According to Shrestha, the country is in greater need to borrow more this time as the country’s economy is in tatters and the government is required to support even the private sector to revive the economy.
In its recent report ‘Global Economic Prospect’ the World Bank said that Nepal’s economic growth Nepal is expected to record 0.6 per cent in the current fiscal year, which is 1.5 percentage points lower than its previous estimate.

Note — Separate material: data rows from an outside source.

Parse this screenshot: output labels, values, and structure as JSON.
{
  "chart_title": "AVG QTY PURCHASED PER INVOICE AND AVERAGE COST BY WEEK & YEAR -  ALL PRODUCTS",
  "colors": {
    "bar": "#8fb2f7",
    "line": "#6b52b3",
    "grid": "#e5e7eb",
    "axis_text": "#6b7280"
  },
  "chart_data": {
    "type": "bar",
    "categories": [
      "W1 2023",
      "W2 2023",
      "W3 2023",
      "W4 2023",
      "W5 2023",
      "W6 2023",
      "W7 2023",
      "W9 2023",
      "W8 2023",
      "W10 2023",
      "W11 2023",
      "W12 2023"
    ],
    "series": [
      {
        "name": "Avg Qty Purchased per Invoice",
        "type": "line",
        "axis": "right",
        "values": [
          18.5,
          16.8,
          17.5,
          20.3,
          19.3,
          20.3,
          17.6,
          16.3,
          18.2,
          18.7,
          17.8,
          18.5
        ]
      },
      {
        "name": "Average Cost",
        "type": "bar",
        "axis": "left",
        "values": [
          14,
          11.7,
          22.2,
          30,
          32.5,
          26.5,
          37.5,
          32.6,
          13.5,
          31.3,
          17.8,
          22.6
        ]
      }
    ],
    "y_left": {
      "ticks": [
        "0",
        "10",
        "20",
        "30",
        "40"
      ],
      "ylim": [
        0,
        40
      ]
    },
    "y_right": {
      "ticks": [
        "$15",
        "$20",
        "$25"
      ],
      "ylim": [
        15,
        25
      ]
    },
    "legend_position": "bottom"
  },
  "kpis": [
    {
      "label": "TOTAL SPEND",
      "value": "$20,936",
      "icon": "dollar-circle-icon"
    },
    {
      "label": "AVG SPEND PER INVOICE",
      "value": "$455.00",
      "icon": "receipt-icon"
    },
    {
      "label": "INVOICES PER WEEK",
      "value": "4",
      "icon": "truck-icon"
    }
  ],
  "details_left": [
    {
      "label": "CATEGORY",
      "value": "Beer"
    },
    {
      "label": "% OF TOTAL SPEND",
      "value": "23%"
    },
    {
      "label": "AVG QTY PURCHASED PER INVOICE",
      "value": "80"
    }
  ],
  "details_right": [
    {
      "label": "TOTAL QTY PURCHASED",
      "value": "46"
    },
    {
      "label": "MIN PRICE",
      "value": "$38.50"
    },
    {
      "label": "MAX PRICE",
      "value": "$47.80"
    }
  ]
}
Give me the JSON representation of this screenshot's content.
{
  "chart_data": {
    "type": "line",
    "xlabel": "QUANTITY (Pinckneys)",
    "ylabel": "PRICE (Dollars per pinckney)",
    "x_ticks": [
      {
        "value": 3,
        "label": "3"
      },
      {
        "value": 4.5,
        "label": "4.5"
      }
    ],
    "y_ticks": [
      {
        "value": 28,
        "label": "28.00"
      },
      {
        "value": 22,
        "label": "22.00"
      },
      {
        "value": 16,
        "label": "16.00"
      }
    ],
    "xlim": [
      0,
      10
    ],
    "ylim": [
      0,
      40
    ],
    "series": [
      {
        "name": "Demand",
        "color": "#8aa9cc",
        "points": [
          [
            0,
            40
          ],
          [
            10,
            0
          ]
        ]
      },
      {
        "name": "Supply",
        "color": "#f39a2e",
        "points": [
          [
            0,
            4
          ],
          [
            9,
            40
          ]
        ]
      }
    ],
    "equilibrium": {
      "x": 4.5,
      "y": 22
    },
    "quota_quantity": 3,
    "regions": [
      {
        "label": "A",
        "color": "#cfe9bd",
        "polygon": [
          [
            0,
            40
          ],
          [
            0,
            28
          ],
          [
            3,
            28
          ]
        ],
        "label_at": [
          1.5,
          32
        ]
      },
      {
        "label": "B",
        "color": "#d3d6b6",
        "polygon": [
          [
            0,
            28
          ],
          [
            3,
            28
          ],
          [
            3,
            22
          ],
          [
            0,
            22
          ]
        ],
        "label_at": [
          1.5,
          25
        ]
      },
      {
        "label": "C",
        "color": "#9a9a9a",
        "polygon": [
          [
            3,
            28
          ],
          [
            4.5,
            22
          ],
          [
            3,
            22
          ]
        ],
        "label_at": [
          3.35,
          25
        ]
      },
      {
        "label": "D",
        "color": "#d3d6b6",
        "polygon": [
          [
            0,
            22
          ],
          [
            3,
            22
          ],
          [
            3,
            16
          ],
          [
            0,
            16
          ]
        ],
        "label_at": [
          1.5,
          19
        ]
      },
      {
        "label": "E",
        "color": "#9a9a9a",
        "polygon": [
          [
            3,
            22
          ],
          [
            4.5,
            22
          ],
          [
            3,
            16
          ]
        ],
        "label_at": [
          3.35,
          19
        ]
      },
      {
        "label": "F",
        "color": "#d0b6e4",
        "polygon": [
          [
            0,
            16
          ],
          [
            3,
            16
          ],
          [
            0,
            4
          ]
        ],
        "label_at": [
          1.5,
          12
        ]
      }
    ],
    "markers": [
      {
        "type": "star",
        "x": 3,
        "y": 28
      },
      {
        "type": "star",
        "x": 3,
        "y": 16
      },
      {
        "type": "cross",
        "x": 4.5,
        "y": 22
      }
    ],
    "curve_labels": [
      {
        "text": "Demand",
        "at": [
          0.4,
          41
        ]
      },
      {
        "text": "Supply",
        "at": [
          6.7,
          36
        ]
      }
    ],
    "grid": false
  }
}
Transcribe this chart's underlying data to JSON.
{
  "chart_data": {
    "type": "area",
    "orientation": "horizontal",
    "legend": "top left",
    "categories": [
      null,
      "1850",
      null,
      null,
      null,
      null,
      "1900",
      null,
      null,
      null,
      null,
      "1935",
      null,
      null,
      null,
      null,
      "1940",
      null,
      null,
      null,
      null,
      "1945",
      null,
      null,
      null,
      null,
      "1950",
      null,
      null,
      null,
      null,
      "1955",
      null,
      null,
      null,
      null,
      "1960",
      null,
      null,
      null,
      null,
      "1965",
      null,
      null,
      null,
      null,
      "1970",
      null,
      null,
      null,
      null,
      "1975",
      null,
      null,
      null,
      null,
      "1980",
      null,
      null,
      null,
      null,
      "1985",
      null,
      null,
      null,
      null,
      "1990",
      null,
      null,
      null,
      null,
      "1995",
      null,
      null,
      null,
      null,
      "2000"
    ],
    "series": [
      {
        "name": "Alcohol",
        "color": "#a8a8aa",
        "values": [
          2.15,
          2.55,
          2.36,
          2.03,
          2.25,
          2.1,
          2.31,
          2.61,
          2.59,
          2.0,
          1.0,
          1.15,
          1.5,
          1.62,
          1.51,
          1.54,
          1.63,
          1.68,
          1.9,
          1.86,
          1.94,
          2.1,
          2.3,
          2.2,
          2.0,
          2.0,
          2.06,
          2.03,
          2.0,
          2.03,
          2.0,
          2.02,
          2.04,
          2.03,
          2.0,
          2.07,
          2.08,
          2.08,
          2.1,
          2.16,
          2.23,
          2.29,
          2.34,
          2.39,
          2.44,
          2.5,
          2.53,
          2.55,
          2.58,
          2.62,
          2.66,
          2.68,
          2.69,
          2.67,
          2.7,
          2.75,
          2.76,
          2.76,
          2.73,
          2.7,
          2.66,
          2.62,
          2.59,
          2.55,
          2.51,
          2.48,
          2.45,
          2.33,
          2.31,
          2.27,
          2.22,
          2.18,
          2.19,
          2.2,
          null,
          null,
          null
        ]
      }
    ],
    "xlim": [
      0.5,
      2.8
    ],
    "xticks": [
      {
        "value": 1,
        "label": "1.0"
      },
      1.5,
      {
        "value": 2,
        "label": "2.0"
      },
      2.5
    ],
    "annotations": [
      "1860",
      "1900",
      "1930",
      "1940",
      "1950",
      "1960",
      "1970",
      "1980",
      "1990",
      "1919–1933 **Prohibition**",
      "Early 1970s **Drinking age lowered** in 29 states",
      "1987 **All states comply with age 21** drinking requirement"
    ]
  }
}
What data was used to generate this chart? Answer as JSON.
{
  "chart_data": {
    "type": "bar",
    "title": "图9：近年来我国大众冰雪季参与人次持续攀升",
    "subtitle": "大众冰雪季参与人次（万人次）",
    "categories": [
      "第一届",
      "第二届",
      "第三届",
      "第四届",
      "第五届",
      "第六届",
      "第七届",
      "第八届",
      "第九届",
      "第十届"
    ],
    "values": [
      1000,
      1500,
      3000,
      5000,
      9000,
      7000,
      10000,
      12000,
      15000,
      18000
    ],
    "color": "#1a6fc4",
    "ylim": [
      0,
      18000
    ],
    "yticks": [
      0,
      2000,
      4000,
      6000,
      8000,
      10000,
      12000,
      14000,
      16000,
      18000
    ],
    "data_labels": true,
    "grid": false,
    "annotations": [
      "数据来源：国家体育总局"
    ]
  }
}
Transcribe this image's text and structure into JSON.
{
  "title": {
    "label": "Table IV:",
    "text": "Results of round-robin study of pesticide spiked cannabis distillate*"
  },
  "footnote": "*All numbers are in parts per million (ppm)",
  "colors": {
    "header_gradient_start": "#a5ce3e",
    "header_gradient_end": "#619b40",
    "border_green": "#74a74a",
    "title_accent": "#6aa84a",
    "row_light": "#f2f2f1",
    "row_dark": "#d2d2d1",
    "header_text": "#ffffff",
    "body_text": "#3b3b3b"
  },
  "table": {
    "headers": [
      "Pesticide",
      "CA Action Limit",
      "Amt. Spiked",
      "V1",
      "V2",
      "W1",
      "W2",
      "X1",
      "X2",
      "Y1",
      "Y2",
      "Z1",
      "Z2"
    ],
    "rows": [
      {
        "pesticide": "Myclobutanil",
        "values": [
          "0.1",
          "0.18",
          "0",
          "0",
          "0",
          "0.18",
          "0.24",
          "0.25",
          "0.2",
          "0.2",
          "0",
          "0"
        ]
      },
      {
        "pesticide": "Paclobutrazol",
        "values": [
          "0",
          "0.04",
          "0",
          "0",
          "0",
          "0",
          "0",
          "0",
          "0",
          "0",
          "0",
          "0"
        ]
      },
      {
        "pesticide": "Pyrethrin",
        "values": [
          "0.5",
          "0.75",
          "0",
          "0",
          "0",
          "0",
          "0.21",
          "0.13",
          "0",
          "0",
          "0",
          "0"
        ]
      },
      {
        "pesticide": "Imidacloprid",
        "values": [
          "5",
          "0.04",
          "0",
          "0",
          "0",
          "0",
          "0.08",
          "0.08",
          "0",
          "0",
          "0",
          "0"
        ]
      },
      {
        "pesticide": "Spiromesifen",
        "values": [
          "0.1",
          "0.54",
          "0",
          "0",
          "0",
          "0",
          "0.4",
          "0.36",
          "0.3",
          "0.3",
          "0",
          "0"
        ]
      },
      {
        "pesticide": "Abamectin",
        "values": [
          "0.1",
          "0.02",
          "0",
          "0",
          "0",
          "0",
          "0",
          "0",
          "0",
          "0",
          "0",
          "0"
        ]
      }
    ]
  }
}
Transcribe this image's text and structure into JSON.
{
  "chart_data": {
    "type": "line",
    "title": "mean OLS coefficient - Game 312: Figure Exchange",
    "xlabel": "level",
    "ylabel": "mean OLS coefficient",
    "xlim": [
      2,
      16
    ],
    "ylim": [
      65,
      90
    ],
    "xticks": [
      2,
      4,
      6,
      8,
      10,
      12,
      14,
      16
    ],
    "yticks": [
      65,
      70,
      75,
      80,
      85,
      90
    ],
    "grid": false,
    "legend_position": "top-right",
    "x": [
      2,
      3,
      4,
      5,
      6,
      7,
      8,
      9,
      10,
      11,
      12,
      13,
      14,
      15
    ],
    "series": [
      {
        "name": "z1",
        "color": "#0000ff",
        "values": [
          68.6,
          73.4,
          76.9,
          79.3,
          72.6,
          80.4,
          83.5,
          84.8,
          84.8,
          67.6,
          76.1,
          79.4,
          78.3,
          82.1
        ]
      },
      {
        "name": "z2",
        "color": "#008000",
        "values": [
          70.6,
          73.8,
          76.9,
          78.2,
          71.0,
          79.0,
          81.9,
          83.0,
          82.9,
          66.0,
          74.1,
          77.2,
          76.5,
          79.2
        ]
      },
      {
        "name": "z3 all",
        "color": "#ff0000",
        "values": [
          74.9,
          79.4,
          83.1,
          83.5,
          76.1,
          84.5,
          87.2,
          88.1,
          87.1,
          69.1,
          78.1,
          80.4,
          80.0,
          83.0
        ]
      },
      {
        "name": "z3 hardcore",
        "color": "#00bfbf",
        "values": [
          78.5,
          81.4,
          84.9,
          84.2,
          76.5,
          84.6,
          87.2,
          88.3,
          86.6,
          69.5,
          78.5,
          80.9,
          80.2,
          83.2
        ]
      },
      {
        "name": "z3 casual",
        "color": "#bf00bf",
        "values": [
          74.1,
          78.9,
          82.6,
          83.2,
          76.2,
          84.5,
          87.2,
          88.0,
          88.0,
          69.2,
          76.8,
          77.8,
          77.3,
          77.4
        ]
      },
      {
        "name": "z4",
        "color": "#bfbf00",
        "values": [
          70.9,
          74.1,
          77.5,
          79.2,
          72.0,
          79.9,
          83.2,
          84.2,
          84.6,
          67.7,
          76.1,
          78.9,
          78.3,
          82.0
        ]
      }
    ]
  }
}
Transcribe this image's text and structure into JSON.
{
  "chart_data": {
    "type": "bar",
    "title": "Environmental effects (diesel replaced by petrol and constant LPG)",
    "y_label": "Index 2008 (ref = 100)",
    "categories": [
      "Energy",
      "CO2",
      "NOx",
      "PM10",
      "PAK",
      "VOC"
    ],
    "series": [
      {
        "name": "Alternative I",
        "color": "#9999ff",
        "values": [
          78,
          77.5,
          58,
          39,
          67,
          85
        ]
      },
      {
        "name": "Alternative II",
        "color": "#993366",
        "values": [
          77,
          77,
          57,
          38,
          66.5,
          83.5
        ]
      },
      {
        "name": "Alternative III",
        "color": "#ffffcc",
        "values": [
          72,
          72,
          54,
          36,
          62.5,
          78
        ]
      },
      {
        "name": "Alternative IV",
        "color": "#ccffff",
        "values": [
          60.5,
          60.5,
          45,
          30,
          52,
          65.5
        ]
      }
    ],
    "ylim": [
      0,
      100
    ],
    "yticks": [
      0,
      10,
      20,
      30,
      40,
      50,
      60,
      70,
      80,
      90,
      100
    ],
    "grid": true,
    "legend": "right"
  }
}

The global lender said that Nepal’s economy is estimated to have decelerated to just 0.2 per cent in fiscal 2019-20, 1.6 percentage points lower than its June 2020 projections.
Therefore, without economic expansion, there remains a risk of the country falling into a debt trap, according to experts.
This is not the first time that the debt is getting to a point that may be worrisome.
In the early 2000s when the Maoist insurgency was at its peak, the government’s treasury was under severe duress and the country’s debt to GDP had reached as high as 63.9 percent for 2001-02.
A senior government official at that time said there was not enough money in the state coffers to pay salaries to government employees and there was high demand for a budget for security agencies to fight insurgency. But, the high debt ratio was creating trouble.
“Whenever Nepal Rastra Bank sent us treasury positions on a weekly basis, only a few of us had access to that report. We used to repay high-interest loans without the knowledge of many people, so that demands for more resources from the security agencies could be avoided,” former auditor general Bhanu Acharya, who was the finance secretary in the early 2000s, had told the Post last year.